URI: 
       # taz.de -- Beim Schlachter in der Prignitz: Wo alle Schweine Lucy heißen
       
       > Schlede ist Schlachter in vierter Generation. Er hat die DDR überstanden
       > und die Wende danach. Montags kommen die Schweine zu ihm. Ein Besuch.
       
   IMG Bild: Montags bei Schlede
       
       Meine Mutter und ihre Nachbarin siezen sich. Dabei wohnen die beiden Witwen
       Haus an Haus in einer Siedlung, seit 64 Jahren. Es gab nie Streit, der
       Umgang war immer freundlich, siez-freundlich. Guten Morgen, Frau Glasow,
       guten Morgen, Frau Maußhardt, heute soll es noch regnen.
       
       Die beiden Häuser stehen in Baden-Württemberg. Das Du blieb reserviert für
       die Familie und den engeren Freundeskreis und wurde nur in Ausnahmefällen
       auf Außenstehende exportiert. Nur weil unser Nachbar, Herr Glasow, als er
       noch lebte, Mitglied der Sozialdemokratischen Partei und somit „Genosse“
       war, wurde er von meiner Mutter geduzt. Sie vermied es möglichst, denn es
       kam ihr doch merkwürdig vor, ihn zu duzen und seine Frau, die nicht
       Parteimitglied war, zu siezen. Aber so waren nun mal die Regeln.
       
       Nach meinem Umzug in die Prignitz in Brandenburg musste ich neue Regeln
       lernen. Der Regelfall, jedenfalls in unserem Dorf, ist das Du. Niemand käme
       hier auf die Idee, seinen Nachbarn zu siezen, es sei denn, jemand hat einen
       Vollrausch.
       
       Ich erkläre mir das so: Früher, in der DDR, war die Zahl der Genossen
       ziemlich groß, das erhöhte automatisch den Duz-Faktor. In den Betrieben
       kannte man sich sowieso meist nur mit Vornamen, und überhaupt war der
       kumpelhafte Umgang auch ein Ausdruck von Gleichheit und Abwesenheit von
       Hierarchie. Noch heute ist das „Sie“ vor allem für die Neubürger aus dem
       Westen reserviert. Die siezt man lieber, solange man noch nicht weiß, ob
       man sie leiden kann.
       
       Es dauerte auch bei mir eine Zeit, bis sie mich im Dorf duzten.
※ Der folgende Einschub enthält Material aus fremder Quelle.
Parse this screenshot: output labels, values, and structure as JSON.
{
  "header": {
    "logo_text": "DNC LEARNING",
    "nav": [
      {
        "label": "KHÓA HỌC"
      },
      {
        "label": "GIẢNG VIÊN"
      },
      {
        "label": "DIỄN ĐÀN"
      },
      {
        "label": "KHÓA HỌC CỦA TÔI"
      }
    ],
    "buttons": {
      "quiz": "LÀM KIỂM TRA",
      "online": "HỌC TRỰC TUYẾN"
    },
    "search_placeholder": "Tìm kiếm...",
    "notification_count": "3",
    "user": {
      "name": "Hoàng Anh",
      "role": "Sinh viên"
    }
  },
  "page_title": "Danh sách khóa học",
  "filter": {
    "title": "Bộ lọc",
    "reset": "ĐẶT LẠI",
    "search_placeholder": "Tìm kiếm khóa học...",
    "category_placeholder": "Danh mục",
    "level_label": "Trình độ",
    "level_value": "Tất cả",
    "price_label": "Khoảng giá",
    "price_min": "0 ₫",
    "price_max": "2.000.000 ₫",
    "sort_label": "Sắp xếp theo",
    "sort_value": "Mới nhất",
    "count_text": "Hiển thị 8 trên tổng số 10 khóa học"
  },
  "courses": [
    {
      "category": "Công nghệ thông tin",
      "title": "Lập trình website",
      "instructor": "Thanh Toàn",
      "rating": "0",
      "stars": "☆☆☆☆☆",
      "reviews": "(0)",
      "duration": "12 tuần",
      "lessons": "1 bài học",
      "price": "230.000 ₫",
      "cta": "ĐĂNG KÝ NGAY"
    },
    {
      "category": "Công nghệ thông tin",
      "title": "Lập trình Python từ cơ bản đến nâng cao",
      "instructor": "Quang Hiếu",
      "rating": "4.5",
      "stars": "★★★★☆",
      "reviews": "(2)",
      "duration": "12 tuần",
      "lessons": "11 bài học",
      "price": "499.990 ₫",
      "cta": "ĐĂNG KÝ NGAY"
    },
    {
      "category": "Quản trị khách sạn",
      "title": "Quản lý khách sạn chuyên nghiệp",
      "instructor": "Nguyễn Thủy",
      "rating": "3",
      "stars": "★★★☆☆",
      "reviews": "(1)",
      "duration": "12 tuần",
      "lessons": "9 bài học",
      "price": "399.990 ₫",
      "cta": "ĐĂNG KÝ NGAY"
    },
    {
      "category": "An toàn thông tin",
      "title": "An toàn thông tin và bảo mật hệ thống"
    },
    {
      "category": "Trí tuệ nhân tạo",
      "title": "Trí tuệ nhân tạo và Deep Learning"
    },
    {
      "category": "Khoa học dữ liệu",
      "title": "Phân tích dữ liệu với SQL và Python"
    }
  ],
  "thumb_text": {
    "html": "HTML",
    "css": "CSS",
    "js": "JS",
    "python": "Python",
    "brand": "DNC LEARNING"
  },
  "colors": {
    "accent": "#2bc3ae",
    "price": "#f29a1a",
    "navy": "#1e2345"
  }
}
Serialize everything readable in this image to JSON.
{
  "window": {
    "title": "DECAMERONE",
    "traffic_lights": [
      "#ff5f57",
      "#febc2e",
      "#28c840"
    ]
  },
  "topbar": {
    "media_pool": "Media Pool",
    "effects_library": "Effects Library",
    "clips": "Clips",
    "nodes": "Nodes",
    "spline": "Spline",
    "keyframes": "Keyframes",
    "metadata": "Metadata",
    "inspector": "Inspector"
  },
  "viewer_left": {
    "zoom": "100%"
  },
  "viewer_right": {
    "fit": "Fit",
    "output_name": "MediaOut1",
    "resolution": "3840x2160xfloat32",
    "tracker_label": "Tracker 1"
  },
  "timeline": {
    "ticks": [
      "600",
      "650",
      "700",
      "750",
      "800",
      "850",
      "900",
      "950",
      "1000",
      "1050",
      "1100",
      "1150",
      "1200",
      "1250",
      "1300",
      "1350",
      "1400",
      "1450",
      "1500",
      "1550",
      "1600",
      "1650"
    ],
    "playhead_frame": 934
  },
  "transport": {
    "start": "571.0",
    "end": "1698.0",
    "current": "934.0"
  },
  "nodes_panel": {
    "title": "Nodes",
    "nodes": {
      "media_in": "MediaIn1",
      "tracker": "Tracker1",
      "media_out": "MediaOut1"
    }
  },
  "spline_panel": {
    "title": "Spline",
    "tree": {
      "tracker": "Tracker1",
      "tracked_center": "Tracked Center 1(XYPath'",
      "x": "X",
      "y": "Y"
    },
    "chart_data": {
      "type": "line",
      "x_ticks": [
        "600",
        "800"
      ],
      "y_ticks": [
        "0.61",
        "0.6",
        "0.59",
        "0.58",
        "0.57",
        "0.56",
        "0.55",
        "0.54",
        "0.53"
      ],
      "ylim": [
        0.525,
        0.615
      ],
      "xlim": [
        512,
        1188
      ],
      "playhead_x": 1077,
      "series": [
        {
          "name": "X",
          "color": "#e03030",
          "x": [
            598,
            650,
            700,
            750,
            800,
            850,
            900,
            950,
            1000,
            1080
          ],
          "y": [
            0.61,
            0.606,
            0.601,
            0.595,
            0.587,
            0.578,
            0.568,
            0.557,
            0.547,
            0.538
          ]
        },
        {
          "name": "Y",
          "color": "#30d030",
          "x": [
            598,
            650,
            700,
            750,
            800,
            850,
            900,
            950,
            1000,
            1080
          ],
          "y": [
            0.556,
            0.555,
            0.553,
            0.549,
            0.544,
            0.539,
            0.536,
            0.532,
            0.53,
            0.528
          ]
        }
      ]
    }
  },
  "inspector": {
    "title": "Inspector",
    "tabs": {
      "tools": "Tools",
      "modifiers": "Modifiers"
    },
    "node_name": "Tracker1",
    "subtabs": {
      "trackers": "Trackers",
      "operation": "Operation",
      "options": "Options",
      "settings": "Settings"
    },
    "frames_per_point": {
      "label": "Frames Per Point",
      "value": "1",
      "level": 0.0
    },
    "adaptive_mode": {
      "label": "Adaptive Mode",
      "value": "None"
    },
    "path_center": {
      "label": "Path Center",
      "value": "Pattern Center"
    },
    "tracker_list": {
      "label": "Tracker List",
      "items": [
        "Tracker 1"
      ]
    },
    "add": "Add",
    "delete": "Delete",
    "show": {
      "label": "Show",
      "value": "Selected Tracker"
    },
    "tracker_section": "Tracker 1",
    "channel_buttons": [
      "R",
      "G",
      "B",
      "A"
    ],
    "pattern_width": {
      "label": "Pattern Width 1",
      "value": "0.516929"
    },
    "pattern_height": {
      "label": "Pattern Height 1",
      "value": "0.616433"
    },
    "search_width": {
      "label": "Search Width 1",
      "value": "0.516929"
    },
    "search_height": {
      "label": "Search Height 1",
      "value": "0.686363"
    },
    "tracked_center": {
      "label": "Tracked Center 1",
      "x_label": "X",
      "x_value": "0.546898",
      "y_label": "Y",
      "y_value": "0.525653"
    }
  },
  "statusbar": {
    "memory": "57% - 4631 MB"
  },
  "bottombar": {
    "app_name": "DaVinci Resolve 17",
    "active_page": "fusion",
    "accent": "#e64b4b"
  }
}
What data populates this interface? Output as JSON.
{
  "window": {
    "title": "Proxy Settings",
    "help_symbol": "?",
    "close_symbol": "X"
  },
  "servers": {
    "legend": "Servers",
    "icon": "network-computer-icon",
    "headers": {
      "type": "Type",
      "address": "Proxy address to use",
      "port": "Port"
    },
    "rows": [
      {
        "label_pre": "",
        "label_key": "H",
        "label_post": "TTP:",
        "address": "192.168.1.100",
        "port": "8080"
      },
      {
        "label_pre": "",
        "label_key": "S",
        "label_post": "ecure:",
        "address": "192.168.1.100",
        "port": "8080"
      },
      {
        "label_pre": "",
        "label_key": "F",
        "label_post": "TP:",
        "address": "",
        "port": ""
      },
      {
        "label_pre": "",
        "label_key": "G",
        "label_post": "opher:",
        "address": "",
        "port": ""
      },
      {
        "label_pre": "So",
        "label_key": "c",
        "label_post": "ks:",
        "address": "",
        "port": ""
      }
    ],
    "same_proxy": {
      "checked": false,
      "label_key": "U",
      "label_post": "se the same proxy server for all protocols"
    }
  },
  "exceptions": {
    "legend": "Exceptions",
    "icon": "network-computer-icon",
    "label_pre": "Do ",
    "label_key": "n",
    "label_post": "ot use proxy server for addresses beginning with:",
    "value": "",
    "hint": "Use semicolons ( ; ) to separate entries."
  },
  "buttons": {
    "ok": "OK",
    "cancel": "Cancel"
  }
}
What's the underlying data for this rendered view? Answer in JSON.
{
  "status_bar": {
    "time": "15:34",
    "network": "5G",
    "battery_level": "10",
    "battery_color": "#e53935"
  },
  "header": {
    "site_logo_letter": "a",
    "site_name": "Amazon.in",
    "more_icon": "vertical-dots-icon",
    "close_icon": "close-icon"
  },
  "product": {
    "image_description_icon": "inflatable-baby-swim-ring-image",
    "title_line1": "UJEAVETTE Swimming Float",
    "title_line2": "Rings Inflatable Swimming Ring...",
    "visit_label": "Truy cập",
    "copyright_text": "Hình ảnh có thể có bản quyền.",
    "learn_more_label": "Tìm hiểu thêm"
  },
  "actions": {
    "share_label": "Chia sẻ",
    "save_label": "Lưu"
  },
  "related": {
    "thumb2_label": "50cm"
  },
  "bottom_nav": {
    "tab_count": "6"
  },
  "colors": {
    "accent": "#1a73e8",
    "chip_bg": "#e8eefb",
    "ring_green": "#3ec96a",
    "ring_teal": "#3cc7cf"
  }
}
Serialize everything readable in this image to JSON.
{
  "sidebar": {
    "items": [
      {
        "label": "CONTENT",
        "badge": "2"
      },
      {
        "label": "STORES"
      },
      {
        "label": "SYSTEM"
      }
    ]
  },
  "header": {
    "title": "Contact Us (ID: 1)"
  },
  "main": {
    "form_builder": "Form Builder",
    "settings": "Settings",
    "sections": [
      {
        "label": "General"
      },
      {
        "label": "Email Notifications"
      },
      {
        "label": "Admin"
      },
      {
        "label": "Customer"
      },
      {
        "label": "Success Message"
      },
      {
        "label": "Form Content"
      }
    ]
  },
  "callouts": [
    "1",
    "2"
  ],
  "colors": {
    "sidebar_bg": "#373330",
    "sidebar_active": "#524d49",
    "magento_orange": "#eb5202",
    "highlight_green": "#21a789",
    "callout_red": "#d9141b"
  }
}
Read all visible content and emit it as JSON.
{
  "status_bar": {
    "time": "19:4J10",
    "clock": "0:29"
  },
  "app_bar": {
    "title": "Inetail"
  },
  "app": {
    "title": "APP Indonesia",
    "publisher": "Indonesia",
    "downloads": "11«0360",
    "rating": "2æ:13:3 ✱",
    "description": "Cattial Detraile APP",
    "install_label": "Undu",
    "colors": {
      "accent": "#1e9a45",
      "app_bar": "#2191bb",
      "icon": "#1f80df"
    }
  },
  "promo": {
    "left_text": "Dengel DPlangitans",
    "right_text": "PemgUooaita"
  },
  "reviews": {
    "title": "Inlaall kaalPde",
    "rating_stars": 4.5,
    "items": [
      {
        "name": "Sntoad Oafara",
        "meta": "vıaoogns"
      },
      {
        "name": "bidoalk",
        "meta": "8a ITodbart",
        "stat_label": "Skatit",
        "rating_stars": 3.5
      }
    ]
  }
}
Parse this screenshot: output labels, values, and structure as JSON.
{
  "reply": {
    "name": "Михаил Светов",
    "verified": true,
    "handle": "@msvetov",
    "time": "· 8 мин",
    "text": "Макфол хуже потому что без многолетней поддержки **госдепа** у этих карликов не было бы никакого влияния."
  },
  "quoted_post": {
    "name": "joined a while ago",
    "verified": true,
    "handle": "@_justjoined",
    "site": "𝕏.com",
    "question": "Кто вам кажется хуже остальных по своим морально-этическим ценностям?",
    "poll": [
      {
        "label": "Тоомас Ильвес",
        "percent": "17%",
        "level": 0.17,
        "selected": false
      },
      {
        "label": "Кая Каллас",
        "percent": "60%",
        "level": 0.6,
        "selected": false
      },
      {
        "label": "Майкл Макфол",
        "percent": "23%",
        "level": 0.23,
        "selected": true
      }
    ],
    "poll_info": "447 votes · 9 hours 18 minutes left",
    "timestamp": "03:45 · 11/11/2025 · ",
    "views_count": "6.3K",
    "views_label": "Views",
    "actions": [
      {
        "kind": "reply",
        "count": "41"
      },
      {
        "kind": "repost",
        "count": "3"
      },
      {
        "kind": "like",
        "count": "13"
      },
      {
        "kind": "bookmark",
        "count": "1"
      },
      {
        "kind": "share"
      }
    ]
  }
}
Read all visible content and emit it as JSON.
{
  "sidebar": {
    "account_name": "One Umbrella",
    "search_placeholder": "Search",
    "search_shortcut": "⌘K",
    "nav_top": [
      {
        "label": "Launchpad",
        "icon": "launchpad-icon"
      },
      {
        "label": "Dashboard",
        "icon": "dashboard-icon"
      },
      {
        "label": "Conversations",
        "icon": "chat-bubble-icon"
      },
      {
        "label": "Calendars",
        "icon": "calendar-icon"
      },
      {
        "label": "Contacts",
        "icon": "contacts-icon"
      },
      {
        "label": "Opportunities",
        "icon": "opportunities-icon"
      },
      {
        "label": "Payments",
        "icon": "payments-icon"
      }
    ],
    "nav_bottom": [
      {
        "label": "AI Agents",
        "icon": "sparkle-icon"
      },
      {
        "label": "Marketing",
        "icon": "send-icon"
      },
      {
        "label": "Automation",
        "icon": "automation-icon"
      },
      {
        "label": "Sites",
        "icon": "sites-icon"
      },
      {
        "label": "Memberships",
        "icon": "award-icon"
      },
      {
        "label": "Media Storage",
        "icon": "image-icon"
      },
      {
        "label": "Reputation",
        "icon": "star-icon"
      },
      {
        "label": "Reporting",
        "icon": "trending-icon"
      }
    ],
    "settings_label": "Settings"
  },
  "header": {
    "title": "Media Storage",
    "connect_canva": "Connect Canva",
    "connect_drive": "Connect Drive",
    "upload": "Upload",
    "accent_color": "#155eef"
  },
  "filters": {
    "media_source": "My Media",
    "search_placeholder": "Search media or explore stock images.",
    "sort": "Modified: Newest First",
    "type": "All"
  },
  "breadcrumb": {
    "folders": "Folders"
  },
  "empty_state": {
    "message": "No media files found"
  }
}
Ich sagte
       es nicht laut, aber das Du eines Dorfbewohners war mir mehr wert als
       tausend Likes auf Facebook. Ich habe gewartet, bis sie es mir anboten.
       
       ## Alle nennen ihn nur „Schlede“
       
       Ich schreibe das alles, weil ich vor ein paar Tagen zu Schlede ging.
       Schlede ist Schlachter in Lenzen, dem nächstgelegenen Ort. Alle sagen
       Schlede zu ihm, seinen Vornamen Jürgen kenne ich nur aus dem Telefonbuch.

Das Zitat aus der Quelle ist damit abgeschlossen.